Opinions were less uniformly complimentary about other modes of the game. Scott Alan Marriott of G4 TV was disappointed with the shortage of options in multiplayer modes, in particular the inability to play against others online. The game's leaderboard feature was another source of criticism, with several reviewers noting severe lag issues. The Daily Telegraphs Martin Gaston said "it would also have been nice to see the game give dedicated players the opportunity to study from the world's finest by implementing online replays", an option not originally included; the decision not to allow sharing custom courses with users outside the player's friend's list was labelled "questionable" and "obtuse". Minor criticisms related to the lack of variety in sound design and background scenery. Two months after the initial release, Hello Games' first patch for Joe Danger contained features to cover most critics' concerns.

Before its release, Joe Danger was up for the "Seumas McNally Grand Prize" and for the "Technical Excellence" award at the 2010 Independent Games Festival at the Game Developers Conference, losing to Monaco: What's Yours Is Mine and Limbo respectively. The game was unsuccessfully nominated for the "Best New Download IP" award at the same year's Develop Industry Excellence Awards in Brighton, instead winning the studio the "Best New Studio" and "Micro Studio" awards. It received a nomination for "Best PlayStation Network Exclusive Game" at the PlayStation Network Gamers' Choice Awards in March 2011 but was beaten by Dead Nation; it appeared in the "Best Downloadable Game" category at GamesMasters Golden Joystick Awards in September 2011, but missed out to Minecraft. The same month, Play placed it top of its "50 Best PSN Games" feature, ahead of titles such as Braid and The Last Guy.

Aggregate score
| Aggregator | Score |
|---|---|
| Metacritic | 86/100 |

Review scores
| Publication | Score |
|---|---|
| 1Up.com | B+ |
| Eurogamer | 8/10 |
| Game Informer | 9/10 |
| IGN | 9.5/10 |

===Commercial===
Joe Danger sold over 50,000 units in its first week on sale on the PlayStation Network.
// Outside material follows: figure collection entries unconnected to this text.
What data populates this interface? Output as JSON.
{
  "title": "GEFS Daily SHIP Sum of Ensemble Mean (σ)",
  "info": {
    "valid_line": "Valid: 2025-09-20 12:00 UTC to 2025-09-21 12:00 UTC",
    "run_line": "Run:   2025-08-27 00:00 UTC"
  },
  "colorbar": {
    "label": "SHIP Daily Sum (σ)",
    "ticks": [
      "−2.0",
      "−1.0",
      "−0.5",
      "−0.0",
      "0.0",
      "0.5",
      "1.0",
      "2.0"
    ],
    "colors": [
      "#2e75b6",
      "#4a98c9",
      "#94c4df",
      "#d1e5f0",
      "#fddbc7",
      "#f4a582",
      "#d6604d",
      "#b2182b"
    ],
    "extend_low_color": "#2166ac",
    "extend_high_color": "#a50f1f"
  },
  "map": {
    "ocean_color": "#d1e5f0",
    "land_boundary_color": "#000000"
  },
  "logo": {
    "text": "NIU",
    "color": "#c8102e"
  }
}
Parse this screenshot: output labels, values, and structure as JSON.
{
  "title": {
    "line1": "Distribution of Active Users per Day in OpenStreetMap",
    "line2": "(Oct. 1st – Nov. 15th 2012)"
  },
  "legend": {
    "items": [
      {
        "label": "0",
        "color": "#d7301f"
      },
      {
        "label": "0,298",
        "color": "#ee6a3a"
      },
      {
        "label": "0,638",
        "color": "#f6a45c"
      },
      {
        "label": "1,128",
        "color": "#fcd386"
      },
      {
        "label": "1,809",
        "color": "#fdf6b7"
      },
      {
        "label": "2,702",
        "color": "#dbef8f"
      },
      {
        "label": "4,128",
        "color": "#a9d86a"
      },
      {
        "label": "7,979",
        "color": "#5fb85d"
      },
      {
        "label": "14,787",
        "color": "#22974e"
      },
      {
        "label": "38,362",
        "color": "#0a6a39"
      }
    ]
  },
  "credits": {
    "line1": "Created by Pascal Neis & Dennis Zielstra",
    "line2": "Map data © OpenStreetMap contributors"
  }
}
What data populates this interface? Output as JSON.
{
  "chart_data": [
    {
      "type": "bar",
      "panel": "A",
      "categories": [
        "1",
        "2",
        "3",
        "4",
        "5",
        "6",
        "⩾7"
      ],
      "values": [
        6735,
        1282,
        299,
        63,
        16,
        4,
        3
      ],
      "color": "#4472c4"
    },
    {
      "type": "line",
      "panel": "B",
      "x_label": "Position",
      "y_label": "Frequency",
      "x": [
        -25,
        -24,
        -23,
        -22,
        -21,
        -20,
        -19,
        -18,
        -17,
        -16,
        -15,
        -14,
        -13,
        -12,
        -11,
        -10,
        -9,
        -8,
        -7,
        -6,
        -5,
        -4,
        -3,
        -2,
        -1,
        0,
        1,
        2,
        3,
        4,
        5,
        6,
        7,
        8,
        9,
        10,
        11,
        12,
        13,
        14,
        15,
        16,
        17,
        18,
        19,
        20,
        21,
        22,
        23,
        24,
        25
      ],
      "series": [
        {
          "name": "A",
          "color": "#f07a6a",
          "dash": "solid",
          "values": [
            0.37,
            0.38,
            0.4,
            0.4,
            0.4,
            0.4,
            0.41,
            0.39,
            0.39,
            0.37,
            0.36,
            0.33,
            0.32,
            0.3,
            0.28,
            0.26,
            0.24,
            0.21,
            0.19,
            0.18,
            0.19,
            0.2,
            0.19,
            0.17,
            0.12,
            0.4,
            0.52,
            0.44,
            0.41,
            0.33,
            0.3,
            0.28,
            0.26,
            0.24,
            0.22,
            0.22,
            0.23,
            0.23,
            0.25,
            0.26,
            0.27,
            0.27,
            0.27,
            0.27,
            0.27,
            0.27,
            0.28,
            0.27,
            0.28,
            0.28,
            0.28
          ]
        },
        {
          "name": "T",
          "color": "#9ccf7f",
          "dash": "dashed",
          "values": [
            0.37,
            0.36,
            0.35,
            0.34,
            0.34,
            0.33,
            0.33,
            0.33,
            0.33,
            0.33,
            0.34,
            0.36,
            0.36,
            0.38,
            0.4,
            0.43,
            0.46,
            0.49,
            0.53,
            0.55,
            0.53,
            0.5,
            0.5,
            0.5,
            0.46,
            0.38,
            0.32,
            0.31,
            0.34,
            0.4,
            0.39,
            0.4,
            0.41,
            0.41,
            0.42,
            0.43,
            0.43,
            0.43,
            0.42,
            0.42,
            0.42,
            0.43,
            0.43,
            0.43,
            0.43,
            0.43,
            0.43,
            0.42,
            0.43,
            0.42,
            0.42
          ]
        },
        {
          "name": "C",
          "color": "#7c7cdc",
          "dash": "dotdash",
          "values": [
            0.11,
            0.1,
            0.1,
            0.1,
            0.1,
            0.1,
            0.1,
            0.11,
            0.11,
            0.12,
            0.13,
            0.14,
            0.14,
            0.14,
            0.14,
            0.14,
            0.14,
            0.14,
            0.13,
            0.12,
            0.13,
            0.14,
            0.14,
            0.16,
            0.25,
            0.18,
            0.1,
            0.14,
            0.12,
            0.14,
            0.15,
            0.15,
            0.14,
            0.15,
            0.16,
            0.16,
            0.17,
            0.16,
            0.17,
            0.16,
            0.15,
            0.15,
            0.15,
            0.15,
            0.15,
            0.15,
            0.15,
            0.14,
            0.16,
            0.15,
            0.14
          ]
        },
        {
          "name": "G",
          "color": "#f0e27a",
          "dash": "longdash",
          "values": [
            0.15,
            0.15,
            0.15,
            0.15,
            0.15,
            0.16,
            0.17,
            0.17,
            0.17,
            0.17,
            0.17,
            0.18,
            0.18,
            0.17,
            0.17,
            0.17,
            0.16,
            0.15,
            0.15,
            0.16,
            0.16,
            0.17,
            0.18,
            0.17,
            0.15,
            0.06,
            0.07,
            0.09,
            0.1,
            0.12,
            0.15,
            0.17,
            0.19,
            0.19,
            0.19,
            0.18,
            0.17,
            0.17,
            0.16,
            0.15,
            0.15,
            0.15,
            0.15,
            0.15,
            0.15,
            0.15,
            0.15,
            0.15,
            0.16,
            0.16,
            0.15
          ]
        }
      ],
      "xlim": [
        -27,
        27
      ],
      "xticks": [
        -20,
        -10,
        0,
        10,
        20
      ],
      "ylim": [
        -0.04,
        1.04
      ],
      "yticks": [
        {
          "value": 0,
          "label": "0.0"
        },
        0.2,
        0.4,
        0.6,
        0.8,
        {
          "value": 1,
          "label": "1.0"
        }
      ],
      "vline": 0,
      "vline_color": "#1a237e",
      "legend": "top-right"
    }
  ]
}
The team announced at the Develop Conference 2010 that they broke even on the day of release. Based on research published by Gamasutras Ryan Langley, who used the number of unique entries on a game's online leaderboard to estimate the number of sales, it sold more than 68,000 units in its first month of release. In July, the same statistics indicated a further 24,000 units had been sold, bringing the two-month total to over 92,000. The next month saw at least 16,000 new players. Exact sales figures are uncertain because only a limited number of scores can be held within a leaderboard for PlayStation Network games, but on the basis of these numbers the game sold at least 108,000 units in its first three months. Murray said that as Joe Danger does not allow scores of zero to make the leaderboards, the true quantity sold was likely to be substantially higher than indicated. In December 2011, PlayStation Network's senior director Susan Panico named Joe Danger the year's third best-selling game to be supported by Sony's Publishing Fund behind Hoard and Tales from Space: About a Blob.

Sales for the Xbox Live Arcade version were less impressive; Langley's statistics indicate that 8,300 units sold in the first week, and by December's end that figure rested at around 16,800. At least 6,800 further sales were noted with the same technique in January 2012, and by March the overall figure was thought to be least 37,500 units.

==Sequel==

After Joe Dangers release, Hello Games advertised job positions on their website, indicating that work was proceeding on a new project. New staff were hired, and towards the end of the year, the organisation moved its offices. After an announcement on their website a week prior, Joe Danger: The Movie was presented for the first time at Gamescom in Cologne in August 2011. Murray said the game is "kind of" a sequel to Joe Danger, and he envisioned it was big enough to dwarf the original. Named Joe Danger 2: The Movie, the game was released on 14 September 2012 and was the last of Hello Games' projects to be based around the character.